| Our hands are
important parts of our individual personalities. Some people
have larger hands than others. If Aaron's hands were small,
whatever he could hold in them would be his sweet incense
offering within the vail: so God ordained.
This sweet incense was a
fragrant perfume upon the burning coals of the censer, made up
according to the Lord's direction ‘after the art of the
apothecary, tempered together, pure and holy’, Exod. 30. 35.
It was for the Lord alone, and speaks to us of that worship
which came with the prayers of the saints, and ascended up
before God, Rev. 8. 4. The children of Israel were forbidden to
make it unto themselves, but it was to be ‘holy for the Lord’,
Exod. 30. 37. Nor was it to be used to bring pleasure to
themselves in the exercise of divine worship; it must all be for
the Lord, Exod. 30. 38. The worship we bring to the Lord with
our hands, large or small, full of sweet incense, is pleasing to
Him, according to His Own divine principle, that it is ‘accepted
according to that a man hath, and not according to that he hath
not’, 2 Cor. 8. 12. But the Lord wants us to fill our hands.
The ‘filling of the hands’
is one of the terms used to denote consecration to God, see Exod.

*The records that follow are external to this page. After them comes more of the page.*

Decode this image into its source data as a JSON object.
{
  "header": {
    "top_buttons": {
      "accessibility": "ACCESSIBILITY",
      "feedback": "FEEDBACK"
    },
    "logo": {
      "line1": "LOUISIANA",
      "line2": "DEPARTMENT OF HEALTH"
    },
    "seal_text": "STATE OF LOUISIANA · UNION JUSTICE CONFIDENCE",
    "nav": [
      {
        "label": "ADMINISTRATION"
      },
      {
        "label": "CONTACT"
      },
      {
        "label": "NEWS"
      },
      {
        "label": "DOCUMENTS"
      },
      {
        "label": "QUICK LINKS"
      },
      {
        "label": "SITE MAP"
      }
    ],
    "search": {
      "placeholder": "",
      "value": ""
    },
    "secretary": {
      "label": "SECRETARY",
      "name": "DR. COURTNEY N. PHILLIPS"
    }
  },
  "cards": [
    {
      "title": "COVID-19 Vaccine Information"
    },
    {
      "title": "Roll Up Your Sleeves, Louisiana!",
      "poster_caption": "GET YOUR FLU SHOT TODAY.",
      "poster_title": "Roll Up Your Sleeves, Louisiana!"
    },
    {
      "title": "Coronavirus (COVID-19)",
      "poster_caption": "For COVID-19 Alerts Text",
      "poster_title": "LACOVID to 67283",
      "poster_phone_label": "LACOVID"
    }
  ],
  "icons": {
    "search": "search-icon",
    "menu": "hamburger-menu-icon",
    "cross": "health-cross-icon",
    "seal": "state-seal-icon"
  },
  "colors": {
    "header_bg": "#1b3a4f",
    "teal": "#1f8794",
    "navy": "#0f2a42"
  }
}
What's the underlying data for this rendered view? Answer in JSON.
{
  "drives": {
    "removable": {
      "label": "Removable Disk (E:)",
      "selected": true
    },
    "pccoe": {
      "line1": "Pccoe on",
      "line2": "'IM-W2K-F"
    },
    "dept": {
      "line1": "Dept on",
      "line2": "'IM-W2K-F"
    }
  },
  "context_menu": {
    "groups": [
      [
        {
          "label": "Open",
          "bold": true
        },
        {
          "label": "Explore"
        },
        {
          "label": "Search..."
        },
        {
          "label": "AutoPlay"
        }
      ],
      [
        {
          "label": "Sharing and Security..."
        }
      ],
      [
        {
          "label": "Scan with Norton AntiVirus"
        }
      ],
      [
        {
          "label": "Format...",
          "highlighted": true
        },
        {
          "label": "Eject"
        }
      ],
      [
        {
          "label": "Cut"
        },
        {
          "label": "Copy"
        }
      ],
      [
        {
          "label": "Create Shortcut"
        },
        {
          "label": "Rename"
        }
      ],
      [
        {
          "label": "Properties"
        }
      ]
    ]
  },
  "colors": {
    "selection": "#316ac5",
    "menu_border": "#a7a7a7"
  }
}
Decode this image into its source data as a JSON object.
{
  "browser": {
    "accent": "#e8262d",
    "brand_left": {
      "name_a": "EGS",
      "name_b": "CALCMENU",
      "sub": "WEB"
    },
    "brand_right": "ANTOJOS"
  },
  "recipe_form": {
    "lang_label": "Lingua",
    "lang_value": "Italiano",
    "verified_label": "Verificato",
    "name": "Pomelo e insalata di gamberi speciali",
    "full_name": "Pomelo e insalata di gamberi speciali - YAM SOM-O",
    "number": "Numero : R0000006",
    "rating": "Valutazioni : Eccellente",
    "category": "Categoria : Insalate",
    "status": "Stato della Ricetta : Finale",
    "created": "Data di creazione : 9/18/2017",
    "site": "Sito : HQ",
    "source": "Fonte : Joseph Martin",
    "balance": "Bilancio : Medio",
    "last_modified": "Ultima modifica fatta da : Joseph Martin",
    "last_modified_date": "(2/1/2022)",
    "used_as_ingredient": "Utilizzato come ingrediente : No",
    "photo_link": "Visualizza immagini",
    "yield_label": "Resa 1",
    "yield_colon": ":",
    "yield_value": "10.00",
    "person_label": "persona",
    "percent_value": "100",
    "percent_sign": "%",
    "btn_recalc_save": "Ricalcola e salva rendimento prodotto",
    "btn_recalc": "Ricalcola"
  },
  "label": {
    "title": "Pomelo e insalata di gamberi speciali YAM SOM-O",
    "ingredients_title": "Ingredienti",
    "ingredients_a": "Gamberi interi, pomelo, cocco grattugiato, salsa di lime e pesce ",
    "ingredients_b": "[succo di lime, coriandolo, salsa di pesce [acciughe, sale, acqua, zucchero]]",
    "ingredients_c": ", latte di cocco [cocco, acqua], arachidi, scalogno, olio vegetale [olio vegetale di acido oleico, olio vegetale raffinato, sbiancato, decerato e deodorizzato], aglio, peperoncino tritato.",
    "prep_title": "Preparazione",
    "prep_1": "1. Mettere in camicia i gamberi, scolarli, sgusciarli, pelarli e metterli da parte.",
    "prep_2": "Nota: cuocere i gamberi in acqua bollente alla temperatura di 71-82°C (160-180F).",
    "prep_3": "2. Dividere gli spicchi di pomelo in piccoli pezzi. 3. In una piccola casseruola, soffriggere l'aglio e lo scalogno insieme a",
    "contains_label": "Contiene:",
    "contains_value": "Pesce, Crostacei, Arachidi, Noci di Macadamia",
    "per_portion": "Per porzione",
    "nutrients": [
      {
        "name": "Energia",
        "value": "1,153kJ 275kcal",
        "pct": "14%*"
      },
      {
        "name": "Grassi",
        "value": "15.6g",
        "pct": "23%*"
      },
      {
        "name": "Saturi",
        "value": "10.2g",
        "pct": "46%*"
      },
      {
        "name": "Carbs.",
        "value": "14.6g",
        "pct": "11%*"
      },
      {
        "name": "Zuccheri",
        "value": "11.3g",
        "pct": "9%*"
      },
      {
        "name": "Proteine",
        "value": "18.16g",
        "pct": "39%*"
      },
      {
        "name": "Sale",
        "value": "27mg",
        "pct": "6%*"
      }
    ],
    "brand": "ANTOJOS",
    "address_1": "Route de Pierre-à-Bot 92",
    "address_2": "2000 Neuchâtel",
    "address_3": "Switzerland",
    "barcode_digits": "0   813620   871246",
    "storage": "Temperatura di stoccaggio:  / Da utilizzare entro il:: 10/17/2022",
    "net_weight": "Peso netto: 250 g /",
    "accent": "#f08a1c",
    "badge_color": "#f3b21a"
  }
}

28. 41 margin, and other references there. It is one aspect of
our consecration today. Here it is the worship of God that is
before us. We all bring our individual appreciations of our
Lord's worth before God the Father. What delight He has in Him!
‘But the
high mysteries of Thy Name,
An angel's grasp transcend;
The Father only (glorious claim!)
The Son can comprehend’.
Josiah Condor
Other scriptures teach us how
we may bring our ‘hands full’ for the Lord, expressing what
we are each able to bring to Him. Different levels of
appreciating the merits of our Lord's sacrifice are expressed
typically. If a man’s hand could not reach to the sufficiency
of a lamb for his trespass offering, or a woman's hand could not
find the sufficiency of a lamb for the offering for her
purification after childbirth, or the hand of a cleansed leper
failed to reach for the prescribed offerings in the day of his
cleansing, then ‘such as they were able to get’ was
acceptable to the Lord, see Lev. 5. 7, 11; 12. 48; 14. 21, 30,
31, and the marginal notes in each case. Mary, the mother of our
Lord, availed herself of this gracious provision, for she was
poor, Luke 2. 24. God never makes impossible demands, but ‘loves
a cheerful giver’, 2 Cor. 9. 7, even those who give themselves
and what they have, ‘in a great trial of affliction and
deeppoverty’, 2 Cor. 8. 2.
That which the saints of
Macedonia contributed – however small or large it might have
been as viewed by others – is referred to as ‘the riches of
their liberality‘, ‘beyond their power’, ‘their
forwardness’, a ‘grace’, see 2 Cor. 8, 2, 3, 8, 19. God
bestows upon our unworthy offerings His divine approval. The
poor widow’s mites cast into the treasury were noticed and
commented upon by the Lord Jesus Christ. In His sight she had
contributed ‘more than they all’, Luke 21. 3. It was all she
had. Her ‘handful’ might have been small indeed compared to
the rich men’s gifts, but He treasured it. This is the
essential thing, whether it be our gifts, our generosity to
others, or our appreciation of what the Lord has done and what
He is worth in our worship. That poor widow is an example to us
still.
‘Jesus, we
ne'er can pay
The debt we owe Thy love,
Yet tell us how we may
Our gratitude approve,
Our hearts, our all
To Thee we give,
The gift though small do Thou receive’.